Who Was the Real Birbal?

By Sandhya Sridhar

The headline to this feature does sound like one of the quirky problems faced by the legendary Birbal himself. We hear of tales of Akbar and Birbal, and they are very popular among young readers. Tales of Akbar and Birbal are oft told, with a very many variations to entertain and educate. However, who exactly was Birbal?

Folklore has it that Birbal, one of the nine gems in Akbar’s court, was witty and wise and resolved many a problem in a humorous and quirky way. He was a close confidant of Akbar, and his closeness to the ruler made other courtiers jealous of him. Birbal, it is also said, in the manner of a court jester, brought laughter to court proceedings, providing lively entertainment even as he solved puzzles and delivered justice.

Mahesh Das was Birbal’s real name. He was born in a Brahmin family in Trivikrampur, a town on the banks of the river Yamuna. However, there are conflicting accounts as to the place of his birth. Some narratives place it as Tehri in Bundelkand, while yet others say he was born in a village near Ajmer.

A portrait of Birbal from Mughal times

Mahesh Das is supposed to have lost his father when young, and was sent to his maternal grandparent’s place, where he was given a good education, becoming proficient in Sanskrit, Hindi and Persian. He learnt music and wrote poetry, becoming very proficient in the same. Thanks to his many accomplishments, he found a place in the Jaipur court as a poet. It was at this time that he began to write poetry, under the pen name, ‘Brahma’. Thus, in some of the accounts of the historians of that period, he came to be mentioned as Brahma Das. A collection of Brahma Das’ poetry has been preserved in the Bharatpur Museum. 
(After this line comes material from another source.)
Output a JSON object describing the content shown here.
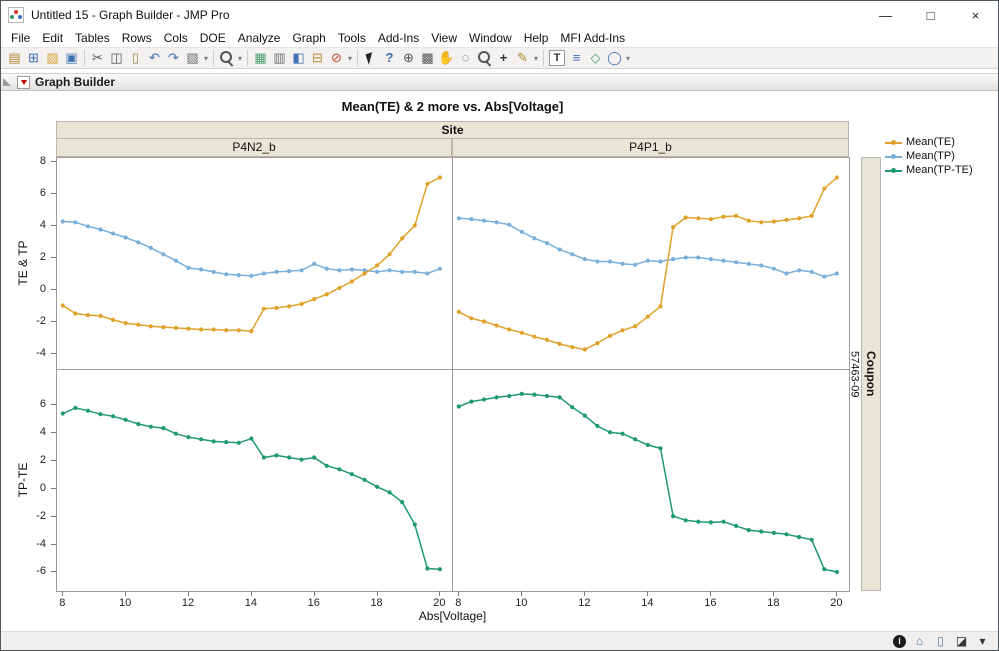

Mahesh Das soon moved to the court of Rewa, where his contemporary, the great musician Tansen, also received patronage. At this time, the fame of Birbal and Tansen spread beyond Rajasthan, and news of the duo reached Akbar, who must have been keen to have them in his court. Apparently, Akbar asked the Raja of Rewa to send both Tansen and Mahesh Das to his court. 

Portraits of Akbar

Stories of Mahesh Das meeting Akbar for the first time, have him cast as the impertinent but entertaining poor Brahmin, who showed the lost Akbar and his hunting group the way out of a forest, with the quip, “Roads don’t go anywhere, people do.” However, historical accounts contradict the fact of a humble and impoverished Mahesh Das. In truth, by the time he found a place in Akbar’s court, he had married a woman of some means, and was far from being a poor, itinerant young man looking for his place in the world. 

In Akbar’s court, Mahesh’s multifarious talents came to the fore. Not only was he a poet and musician and a man of great wit, but he was a good administrator and warrior too. Mahesh had shown his ability on the battlefield in expeditions to Multan and the Punjab, earning him the title of Vir-Var or the brave one, which probably became corrupted to ‘Bir-bal’.

Akbar’s official historian Abul Fazl did not write much about Birbal. This could be because he was focussed on creating an ‘official history’ for the emperor himself and he was not much concerned about the others at court. Fazl writes of Akbar, the ruler, being of great importance in the eyes of Allah. He makes a few references to Birbal that do not divulge much except that he was part of Akbar’s court. Another historian of that time, Badaoni, seems to have disliked Birbal intensely, and writes of him as being a sort of a bard, singing praises of the emperor, no more. But even he cannot ignore the affection that Akbar had for Birbal. 

Akbar inspecting Fatehpur Sikhri

However, soon after his joining Akbar’s court, Birbal was given the title of ‘Raja’ and was made a mansabdar of the rank of 2,000 horse, which was quite a high position. Birbal accompanied Akbar on many a military expedition and was known to be a capable leader.

Nizamuddin, another historian, notes that Birbal was a good conversationalist who was witty and sharp, and was inclined to be quite entertaining when at his best. Even Badaoni accepts this fact.

Birbal met his end on a battlefield, in a campaign against the Yousufzai tribe in Afghanistan. Akbar’s grief was so intense at the loss of his friend and close confidante that even Badouni notes that he had not seen the emperor grieve so much for any other courtier. 

But wait! Those stories that we read of Akbar and Birbal, those tales of wit and wisdom that have been oft retold… are they historic facts? There is no record of this.

However, in the manner of all folklore, the Akbar and Birbal stories may have been carried forward from the Vijayanagara stories of Tenali Rama and Krishnadevaraya. It is said that a poet from the Deccan, wrote the Ma’athir Al Umara, in which these stories of Akbar and Birbal first appeared, a good two centuries later. So do not be surprised if you find that Birbal and Tenali share similar or same story narratives, that tell us of their cleverness and wit.

Clearly, the writing of history never ends. Those who understand history know this—not only can history be scripted by the victor, it can also be scripted by those who wish to give it a twist!